Si delinea quindi l’applicazione della nuova dottrina in un clima di contrasti e speranze, ma anche di nuove inimicizie. Perchè nel complesso le analisi del Cremlino ipotizzando un incremento delle turbolenze regionali - relative all’intero medioriente e all’Asia con paesi a rischio come Pakistan, Iran, Afghanistan e Corea del nord - fanno comprendere agli occidentali che le dinamiche delle innovazioni tecnologiche (militari) saranno sempre più presenti sullo scenario mondiale.

Di qui le preoccupazioni dell’Ovest nei confronti delle “ambizioni” del Cremlino. Che sono pur sempre quelle di tornare a essere una superpotenza globale attraverso la ripresa di un deciso antagonismo verso l’occidente, con la rivendicazione di una propria sfera d’influenza ben definita sul piano strategico-militare, e una rinnovata enfasi sulla propria capacità di risposta nucleare.

Non è un caso, quindi, se la nuova dottrina militare - come rileva il russo The New Times - viene vista dalle cancellerie mondiali come un vero e proprio manifesto politico, volto a definire le future priorità geopolitiche del paese negli assetti mondiali che vanno definendosi. Ma è anche chiaro - sostengono alcuni osservatori - che gli Usa continueranno ad assolvere la funzione di garanti dell’equilibrio planetario pur se altre potenze (Russia in testa, seguita da Cina e India) rivestiranno un ruolo strategico maggiore rispetto all’oggi.

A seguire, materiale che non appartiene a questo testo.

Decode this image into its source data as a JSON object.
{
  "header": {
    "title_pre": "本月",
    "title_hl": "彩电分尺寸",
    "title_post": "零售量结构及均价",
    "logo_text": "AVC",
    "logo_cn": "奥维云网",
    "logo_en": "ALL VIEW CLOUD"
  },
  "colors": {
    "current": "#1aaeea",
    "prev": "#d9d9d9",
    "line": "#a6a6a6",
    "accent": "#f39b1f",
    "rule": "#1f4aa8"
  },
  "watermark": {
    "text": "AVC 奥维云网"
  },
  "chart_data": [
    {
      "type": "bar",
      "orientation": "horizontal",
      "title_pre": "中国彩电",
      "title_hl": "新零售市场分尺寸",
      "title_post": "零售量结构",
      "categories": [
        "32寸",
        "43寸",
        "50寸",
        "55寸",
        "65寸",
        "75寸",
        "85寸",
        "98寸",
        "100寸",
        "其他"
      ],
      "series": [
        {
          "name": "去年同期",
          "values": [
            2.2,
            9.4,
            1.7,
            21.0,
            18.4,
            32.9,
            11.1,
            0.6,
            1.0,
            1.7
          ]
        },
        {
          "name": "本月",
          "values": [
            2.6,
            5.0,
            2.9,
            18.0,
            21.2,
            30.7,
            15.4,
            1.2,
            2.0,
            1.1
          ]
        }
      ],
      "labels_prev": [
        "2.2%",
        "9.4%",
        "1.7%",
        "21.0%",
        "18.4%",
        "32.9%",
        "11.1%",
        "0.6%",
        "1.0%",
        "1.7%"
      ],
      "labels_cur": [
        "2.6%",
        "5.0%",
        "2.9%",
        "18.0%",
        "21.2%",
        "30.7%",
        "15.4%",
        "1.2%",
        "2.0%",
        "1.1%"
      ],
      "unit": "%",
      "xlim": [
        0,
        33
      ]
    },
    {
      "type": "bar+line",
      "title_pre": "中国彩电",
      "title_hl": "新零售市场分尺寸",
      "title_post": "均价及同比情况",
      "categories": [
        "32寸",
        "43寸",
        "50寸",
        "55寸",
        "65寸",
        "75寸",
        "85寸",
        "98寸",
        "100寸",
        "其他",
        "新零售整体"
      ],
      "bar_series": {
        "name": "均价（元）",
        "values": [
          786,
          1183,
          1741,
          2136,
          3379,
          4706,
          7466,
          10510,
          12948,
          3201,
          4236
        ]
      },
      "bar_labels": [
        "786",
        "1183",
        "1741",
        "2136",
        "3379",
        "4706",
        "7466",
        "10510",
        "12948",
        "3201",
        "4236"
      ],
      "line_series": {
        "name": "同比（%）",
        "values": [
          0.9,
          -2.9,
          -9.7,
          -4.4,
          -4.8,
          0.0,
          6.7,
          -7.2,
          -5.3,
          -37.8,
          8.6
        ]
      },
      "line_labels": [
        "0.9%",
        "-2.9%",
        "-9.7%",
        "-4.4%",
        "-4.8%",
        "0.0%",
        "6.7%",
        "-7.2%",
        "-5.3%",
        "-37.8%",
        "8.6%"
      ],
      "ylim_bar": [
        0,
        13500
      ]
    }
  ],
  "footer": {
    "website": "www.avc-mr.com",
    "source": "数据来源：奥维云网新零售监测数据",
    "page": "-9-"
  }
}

Intanto gli uomini del think tank al quale si riferisce Medvedev sembrano ispirarsi nella loro attività a una visione planetaria che prefigura una futura comunità internazionale che non sarà più univoca  e composta solo di stati-nazione. Il potere - si sostiene - sarà più disperso e le regole del gioco si modificheranno. Con soluzioni che dovrebbero portare l’occidente ad indebolirsi. Di conseguenza prenderebbe piede la tendenza della maggioranza dei Paesi a investire sempre più nel proprio benessere economico aumentando gli incentivi verso la stabilità geopolitica complessiva. I pronostici, comunque, non danno risposte univoche in un mondo che anche per la Russia è sempre più globalizzato nonostante le cortine che ancora la dividono dall’Europa.